In previous letters, I have suggested that unwanted pregnancies often result in permanently unwanted children who are then faced with an unhappy life of abuse – a life that can produce angry, warped personalities.

I believe that when lawmakers pass laws that deny women easy access to abortions they unwittingly become accessories to the suffering that unwanted children are subject to.

That being the case, from the moment of birth, at the mother's request, lawmakers should find ways to provide these unfortunate children with loving, nurturing homes. It is unconscionable to wait until the children are abused to punish their abusers and then place the damaged children in foster homes.

The early years of a child's life are formative. Damage done to them is rarely reversible. It might be possible to require a woman to carry to term, but it is not possible to make her want or to love that child. Child abuse is a heinous crime and our immediate goal should be to keep it from happening rather than to focus on punishing abusers after the fact.
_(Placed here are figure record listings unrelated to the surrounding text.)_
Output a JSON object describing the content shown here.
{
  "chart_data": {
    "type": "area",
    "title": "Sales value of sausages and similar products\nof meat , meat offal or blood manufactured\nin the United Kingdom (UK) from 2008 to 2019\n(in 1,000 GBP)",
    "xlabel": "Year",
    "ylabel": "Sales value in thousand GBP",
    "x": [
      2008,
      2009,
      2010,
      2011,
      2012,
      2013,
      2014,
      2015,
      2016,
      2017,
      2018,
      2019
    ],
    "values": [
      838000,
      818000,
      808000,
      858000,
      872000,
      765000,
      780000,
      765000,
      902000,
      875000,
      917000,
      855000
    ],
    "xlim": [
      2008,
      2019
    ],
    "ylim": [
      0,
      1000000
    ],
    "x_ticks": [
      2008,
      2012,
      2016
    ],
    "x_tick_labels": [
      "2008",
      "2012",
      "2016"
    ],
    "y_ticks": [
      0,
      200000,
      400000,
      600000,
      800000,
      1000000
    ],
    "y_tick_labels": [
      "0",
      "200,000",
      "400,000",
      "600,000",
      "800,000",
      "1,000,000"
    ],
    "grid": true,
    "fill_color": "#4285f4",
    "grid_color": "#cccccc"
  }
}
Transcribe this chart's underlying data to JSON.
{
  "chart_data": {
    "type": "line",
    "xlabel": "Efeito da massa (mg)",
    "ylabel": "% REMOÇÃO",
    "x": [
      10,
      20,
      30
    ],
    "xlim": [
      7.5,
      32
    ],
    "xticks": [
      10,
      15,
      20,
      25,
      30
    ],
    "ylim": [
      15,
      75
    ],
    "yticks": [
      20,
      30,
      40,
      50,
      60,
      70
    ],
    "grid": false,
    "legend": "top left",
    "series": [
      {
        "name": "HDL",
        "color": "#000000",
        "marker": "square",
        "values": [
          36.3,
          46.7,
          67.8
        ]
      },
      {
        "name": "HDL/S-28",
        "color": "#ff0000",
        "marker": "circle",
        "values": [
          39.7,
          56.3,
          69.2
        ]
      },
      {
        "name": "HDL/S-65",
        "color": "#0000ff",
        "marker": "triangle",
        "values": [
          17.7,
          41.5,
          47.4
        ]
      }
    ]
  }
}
Furthermore, women who must deal with unwanted pregnancies need my love and compassion as well (whether they are victims of rape or incest or must give up the child because they lack the mental, physical or material resources to care for it). Those who have not or cannot ever become pregnant or give birth cannot fully understand the dreadful life-changing experience such a woman faces. To ignore her needs is unconscionable as well.

Geraldean McMillin lives in Jefferson City.